To give the reader an idea of the magnificence of these celebrations, we will describe the triumphal entry into the eternal city by Aurelian when returning from the conquest of Palmyra and the nations situated along the great commercial highways to Asia. This was one of the greatest of the Roman triumphs, and spread a dazzling glory over the name of the conqueror. The pomp was opened by the stately procession of twenty enormous elephants, followed by four royal tigers and more than two hundred of the most curious animals from all parts of the world. Then came a fierce and haughty band of sixteen hundred gladiators, selected for their beauty, strength, and skill. The wealth of Asia followed this vanguard of brute strength. Displayed in charming arrangement or carelessly heaped in immense piles, the spectators witnessed the arms, ensigns, and a vast collection of the objects of value and luxury of many conquered nations. Among the articles of gold were exhibited the numerous crowns of Aurelian, together with the magnificent plate and wardrobe of the Syrian queen. Amidst this glittering array appeared the embassies of foreign and distant nations; and the ambassadors of Ethiopia, Arabia, Persia, India, and China, with their brilliant or picturesque costumes, added greatly to the interest and splendor of the scene. Following these came long trains of captives from various nations,—Goths, Vandals, Sarmatians, Gauls, Syrians, etc.,—with the ill-fated emperor, Tetricus, and his son, dressed in Gallic costume. But the most attractive figure of all to the Roman populace was the beauteous form of the celebrated queen of the Syrian deserts. Zenobia was on foot and alone. As if in mockery of human ambition, she preceded the magnificent chariot in which she once hoped to have entered Rome. Her elegant figure was shackled with solid chains of gold, while she tottered under the weight of the inestimable jewels which adorned her natural graces. In the rear appeared the still more sumptuous chariots of Odenatus and of the Persian monarch. The triumphal car which carried Aurelian was resplendent with gems, and was drawn by four stags.

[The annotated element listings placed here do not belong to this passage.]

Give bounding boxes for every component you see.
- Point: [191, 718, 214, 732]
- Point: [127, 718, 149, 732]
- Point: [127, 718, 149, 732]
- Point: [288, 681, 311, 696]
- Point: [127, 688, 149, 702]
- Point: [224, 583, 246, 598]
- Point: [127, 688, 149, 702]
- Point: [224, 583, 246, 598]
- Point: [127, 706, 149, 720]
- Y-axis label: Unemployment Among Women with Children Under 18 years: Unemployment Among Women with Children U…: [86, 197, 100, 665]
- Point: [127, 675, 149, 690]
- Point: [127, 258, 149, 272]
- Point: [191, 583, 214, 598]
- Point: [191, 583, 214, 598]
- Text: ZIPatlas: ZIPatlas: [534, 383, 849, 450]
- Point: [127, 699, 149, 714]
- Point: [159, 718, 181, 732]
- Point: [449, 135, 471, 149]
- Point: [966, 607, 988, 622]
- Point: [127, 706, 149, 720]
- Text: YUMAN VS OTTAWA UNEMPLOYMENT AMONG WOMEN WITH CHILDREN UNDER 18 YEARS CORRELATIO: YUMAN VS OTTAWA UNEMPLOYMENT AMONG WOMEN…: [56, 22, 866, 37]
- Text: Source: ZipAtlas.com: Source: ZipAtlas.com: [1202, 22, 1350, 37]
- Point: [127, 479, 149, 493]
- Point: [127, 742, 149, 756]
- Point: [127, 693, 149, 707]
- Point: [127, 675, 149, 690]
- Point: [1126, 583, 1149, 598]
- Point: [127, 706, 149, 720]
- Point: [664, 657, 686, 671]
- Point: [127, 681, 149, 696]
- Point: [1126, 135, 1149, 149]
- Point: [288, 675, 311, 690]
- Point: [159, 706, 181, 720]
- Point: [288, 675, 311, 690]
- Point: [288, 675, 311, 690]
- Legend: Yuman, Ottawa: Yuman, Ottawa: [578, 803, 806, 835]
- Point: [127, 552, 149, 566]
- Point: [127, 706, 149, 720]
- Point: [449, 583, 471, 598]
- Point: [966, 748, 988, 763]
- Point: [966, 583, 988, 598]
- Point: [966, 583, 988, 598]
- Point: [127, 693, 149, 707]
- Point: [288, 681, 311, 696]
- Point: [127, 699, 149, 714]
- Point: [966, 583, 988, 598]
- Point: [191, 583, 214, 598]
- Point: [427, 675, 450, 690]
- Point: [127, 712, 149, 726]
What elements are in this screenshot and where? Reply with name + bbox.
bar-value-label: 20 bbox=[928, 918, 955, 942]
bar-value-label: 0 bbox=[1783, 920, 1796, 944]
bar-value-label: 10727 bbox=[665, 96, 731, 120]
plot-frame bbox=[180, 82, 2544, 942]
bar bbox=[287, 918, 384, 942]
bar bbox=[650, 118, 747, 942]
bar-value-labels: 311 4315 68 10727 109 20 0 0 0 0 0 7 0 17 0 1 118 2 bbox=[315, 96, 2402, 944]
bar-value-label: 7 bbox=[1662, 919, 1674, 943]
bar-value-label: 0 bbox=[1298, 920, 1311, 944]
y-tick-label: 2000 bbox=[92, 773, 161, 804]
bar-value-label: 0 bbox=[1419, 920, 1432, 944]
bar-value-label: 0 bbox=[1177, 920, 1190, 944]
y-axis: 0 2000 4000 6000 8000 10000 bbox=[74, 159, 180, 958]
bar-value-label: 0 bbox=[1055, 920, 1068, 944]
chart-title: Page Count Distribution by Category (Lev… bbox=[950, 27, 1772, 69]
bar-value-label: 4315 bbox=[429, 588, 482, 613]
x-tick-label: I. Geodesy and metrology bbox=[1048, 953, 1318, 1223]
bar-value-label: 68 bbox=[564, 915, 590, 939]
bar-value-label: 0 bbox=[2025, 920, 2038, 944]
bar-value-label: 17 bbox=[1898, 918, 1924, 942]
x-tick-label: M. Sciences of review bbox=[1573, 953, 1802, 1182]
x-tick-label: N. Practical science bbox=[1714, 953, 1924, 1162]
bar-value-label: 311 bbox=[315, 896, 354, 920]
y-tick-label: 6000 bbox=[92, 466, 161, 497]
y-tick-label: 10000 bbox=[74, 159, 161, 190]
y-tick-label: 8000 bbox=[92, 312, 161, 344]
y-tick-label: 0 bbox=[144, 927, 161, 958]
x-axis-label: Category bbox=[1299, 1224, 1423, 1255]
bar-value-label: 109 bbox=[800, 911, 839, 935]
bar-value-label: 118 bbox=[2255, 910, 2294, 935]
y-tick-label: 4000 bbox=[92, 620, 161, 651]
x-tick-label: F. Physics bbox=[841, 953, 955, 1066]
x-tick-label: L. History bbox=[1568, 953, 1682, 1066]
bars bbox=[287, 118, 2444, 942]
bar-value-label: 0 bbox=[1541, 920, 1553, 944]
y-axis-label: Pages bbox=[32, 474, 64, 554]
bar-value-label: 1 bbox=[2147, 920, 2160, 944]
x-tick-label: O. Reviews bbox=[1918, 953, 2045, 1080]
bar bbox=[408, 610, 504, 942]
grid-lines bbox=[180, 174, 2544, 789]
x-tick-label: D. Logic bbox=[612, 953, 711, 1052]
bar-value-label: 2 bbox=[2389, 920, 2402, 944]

One of the most magnificent exhibitions of extravagance and luxury of ancient times was displayed on the march of Tiridates and his Parthian nobles, when they went to Rome to receive the nominal crown from the hand of Nero. Four thousand selected Parthian cavalry, clothed in rich apparel, escorted the King. The entire expense of the journey, which lasted several months and amounted to more than thirty thousand dollars a day, was paid by the Romans. The triumphal procession traversed Asia Minor, crossed the Hellespont, passed through upper Greece, around the Adriatic, and then down the peninsula to Rome.